NHTSA's safety investigation into Tesla's camera only FSD architecture is why the 14 to 1 Texas fleet gap now reads as a federal question, not a deployment race.
Waymo runs 14 driverless vehicles for every one Tesla runs in Texas. State registration filings analyzed by CNBC in May showed 577 registered driverless Waymos against 42 Teslas in the state, a ratio that has stayed lopsided even as Tesla has begun operating a Robotaxi service in Austin.
Waymo's July 8 announcement opens fully driverless service in Las Vegas, San Diego, Tampa, and Denver. The four-city expansion is the visible event. The federal investigation into Tesla's camera-only approach is what makes the Texas fleet gap the lead.
NHTSA's Engineering Analysis EA26002 covers roughly 3.2 million Tesla vehicles equipped with Full Self-Driving (FSD) software. An Engineering Analysis is the step before a recall recommendation or a finding of no defect, and it puts Tesla's camera-only architecture under federal safety review for the first time.
Tesla's FSD and Robotaxi product runs on cameras alone. The company argues that human drivers navigate on vision, and that high-resolution cameras backed by neural networks can replicate that ability without lidar (a laser sensor that builds a 3D map of the world) or radar. Waymo's driverless service runs a multi-sensor stack: lidar, radar, and cameras in parallel, with the lidar providing depth and distance data that cameras cannot reliably infer at highway speed.
The two designs answer different safety questions. NHTSA's probe is the first time the federal government has treated the choice between them as a safety investigation rather than a marketing argument. TechCrunch independently confirmed Waymo's Texas registration lead on the same day as CNBC's filing analysis, giving the 14-to-1 figure two independent readings.
Waymo's announcement post puts Las Vegas on driverless service immediately, including the Strip, starting with Alphabet employees and opening to a public waitlist in the coming months. San Diego, Tampa, and Denver follow in staged rollouts.
Denver is the test that the other three are not. Las Vegas, San Diego, and Tampa have warm, dry, well-mapped weather. Denver introduces snow, ice, road glare, and low winter sun angles that distort camera inputs and stress every layer of a sensor stack. For Waymo's multi-sensor architecture, lidar returns are largely unaffected by sunlight, which gives the company a designed-in advantage in the conditions Denver will see. For Tesla's camera-only approach, those same conditions are where vision systems have historically struggled.

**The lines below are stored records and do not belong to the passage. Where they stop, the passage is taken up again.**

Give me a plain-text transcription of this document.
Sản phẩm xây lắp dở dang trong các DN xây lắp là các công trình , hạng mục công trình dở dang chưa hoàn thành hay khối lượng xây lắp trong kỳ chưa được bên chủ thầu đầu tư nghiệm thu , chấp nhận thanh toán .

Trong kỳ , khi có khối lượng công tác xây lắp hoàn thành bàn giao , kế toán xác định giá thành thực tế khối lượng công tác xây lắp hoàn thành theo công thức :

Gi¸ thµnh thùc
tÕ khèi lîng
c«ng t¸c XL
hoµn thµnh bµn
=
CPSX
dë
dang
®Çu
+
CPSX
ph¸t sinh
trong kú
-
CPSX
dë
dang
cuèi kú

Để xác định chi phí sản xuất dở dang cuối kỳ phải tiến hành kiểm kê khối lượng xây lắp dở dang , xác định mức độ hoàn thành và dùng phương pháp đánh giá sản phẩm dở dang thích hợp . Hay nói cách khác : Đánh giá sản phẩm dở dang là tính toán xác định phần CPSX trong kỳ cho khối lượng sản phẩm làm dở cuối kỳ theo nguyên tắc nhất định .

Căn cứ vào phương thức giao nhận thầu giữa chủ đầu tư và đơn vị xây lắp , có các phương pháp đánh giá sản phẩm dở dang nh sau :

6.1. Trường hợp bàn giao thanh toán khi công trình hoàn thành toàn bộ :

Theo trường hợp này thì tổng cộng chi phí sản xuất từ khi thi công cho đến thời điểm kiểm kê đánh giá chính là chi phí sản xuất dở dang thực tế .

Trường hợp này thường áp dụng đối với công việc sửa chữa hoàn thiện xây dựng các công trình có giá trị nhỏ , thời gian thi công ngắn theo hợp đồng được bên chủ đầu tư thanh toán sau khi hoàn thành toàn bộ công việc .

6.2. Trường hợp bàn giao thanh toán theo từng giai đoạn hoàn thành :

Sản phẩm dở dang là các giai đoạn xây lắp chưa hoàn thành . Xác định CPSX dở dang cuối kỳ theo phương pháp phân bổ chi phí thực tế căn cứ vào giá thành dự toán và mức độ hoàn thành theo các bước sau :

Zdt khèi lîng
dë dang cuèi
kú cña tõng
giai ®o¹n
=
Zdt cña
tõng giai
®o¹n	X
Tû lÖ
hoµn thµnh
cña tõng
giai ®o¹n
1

Waymo published safety performance data in March 2026 showing low crash-severity rates against a human-driver baseline. The numbers are company-published, and the comparator set is one the company selected. They are useful as a self-reported benchmark, not an independent verdict. Waymo's total US driverless service area already exceeds 1,400 square miles, which gives the data set a denominator that earlier-generation autonomous pilots did not have.
Tesla does not publish comparable crash-rate data for FSD, and the NHTSA investigation is partly about closing that information gap.
Three clocks now tick together. The four-city rollout, where Las Vegas going fully driverless on day one is the only opening that reads as immediate. NHTSA EA26002, which can move from Engineering Analysis to a recall recommendation or a finding of no defect on a timeline measured in months, not weeks. And Denver's first sustained winter, which will be the first empirical verdict on whether a multi-sensor stack performs as designed when the weather turns.
The 14-to-1 Texas fleet gap is not a finish line. It is the visible surface of an architectural bet now under federal review, with a cold-climate experiment already on the calendar.